There is no current evidence to support the use of antibiotics beyond four weeks in individuals with chronic symptoms after standard, efficacious treatment for Lyme disease.
In a randomized, double-blinded, placebo-controlled trial, Berende et al. (2016) assessed longer-term antibiotic therapy for persistent symptoms (musculoskeletal pain, arthritis, arthralgia, neuralgia, sensory disturbances, dysesthesia, neuropsychological disorders, or cognitive disorders, with or without persistent fatigue) attributed to Lyme Disease. Researchers evaluated 281 participants who either had proven case of symptomatic Lyme disease (symptoms temporally related to an erythema migrans rash) or were accompanied by B. burgdorferi IgG or IgM antibodies, as confirmed by immunoblot assay. All participants received open-label ceftriaxone intravenously daily for 14 days, followed by an investigative oral treatment course of either doxycycline (n=86), clarithromycin (n=96) or a placebo (n=98) for 12-weeks. The primary outcome of interest was health-related quality of life (measured by physical component summary score (PCS) of the RAND SF-36 (range between 15 to 61, higher scores indicating higher quality of life), at the end of the treatment (14 weeks).

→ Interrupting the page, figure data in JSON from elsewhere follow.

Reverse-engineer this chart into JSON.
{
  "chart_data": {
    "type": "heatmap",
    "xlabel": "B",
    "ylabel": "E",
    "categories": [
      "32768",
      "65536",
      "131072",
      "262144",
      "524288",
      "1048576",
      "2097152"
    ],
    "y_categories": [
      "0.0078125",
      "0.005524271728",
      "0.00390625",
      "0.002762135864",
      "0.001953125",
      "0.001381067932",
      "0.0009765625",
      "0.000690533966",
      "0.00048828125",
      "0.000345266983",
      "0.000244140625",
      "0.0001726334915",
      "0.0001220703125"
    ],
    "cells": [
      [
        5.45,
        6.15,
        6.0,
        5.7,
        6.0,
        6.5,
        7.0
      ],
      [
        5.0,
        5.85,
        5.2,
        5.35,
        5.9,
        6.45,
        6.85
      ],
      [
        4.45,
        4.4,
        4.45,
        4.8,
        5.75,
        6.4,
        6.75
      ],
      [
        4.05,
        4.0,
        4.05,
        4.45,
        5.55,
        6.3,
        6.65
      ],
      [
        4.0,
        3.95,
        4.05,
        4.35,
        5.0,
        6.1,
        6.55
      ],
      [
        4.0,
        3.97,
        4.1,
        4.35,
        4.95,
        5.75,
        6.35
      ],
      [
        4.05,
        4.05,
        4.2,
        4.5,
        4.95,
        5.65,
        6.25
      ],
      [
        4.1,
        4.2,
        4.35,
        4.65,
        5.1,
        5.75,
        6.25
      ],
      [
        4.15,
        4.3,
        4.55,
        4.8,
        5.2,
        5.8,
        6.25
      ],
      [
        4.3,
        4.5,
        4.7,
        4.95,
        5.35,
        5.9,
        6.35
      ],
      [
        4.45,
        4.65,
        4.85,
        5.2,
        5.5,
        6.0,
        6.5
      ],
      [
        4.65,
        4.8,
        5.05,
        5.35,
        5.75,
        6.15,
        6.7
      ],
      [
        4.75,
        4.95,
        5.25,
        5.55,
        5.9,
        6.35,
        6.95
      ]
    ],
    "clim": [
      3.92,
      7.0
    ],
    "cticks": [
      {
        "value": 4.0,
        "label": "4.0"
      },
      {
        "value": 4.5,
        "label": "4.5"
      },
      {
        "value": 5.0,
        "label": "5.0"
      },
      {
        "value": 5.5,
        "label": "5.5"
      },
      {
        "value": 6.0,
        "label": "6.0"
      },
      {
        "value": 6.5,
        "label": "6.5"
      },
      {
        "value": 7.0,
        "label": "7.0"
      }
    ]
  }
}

Secondary outcomes assessed were the physical and mental health aspects of health-related quality of life, assessed by subscales of RAND SF-36, and fatigue. SF-36 PCS did not significantly differ across 3 study groups (P=0.69). All of the secondary outcomes failed to differ significantly. This trial suggests longer-term antibiotic treatment (ceftriaxone followed by 12 weeks of either doxycycline or clarithromycin–hydroxychloroquine) did not have additional health-related quality of life benefits beyond those with shorter-term treatment (ceftriaxone followed by placebo).
LYME DISEASE IMMUNIZATION VACCINE
Currently, there is no available vaccine against Lyme disease.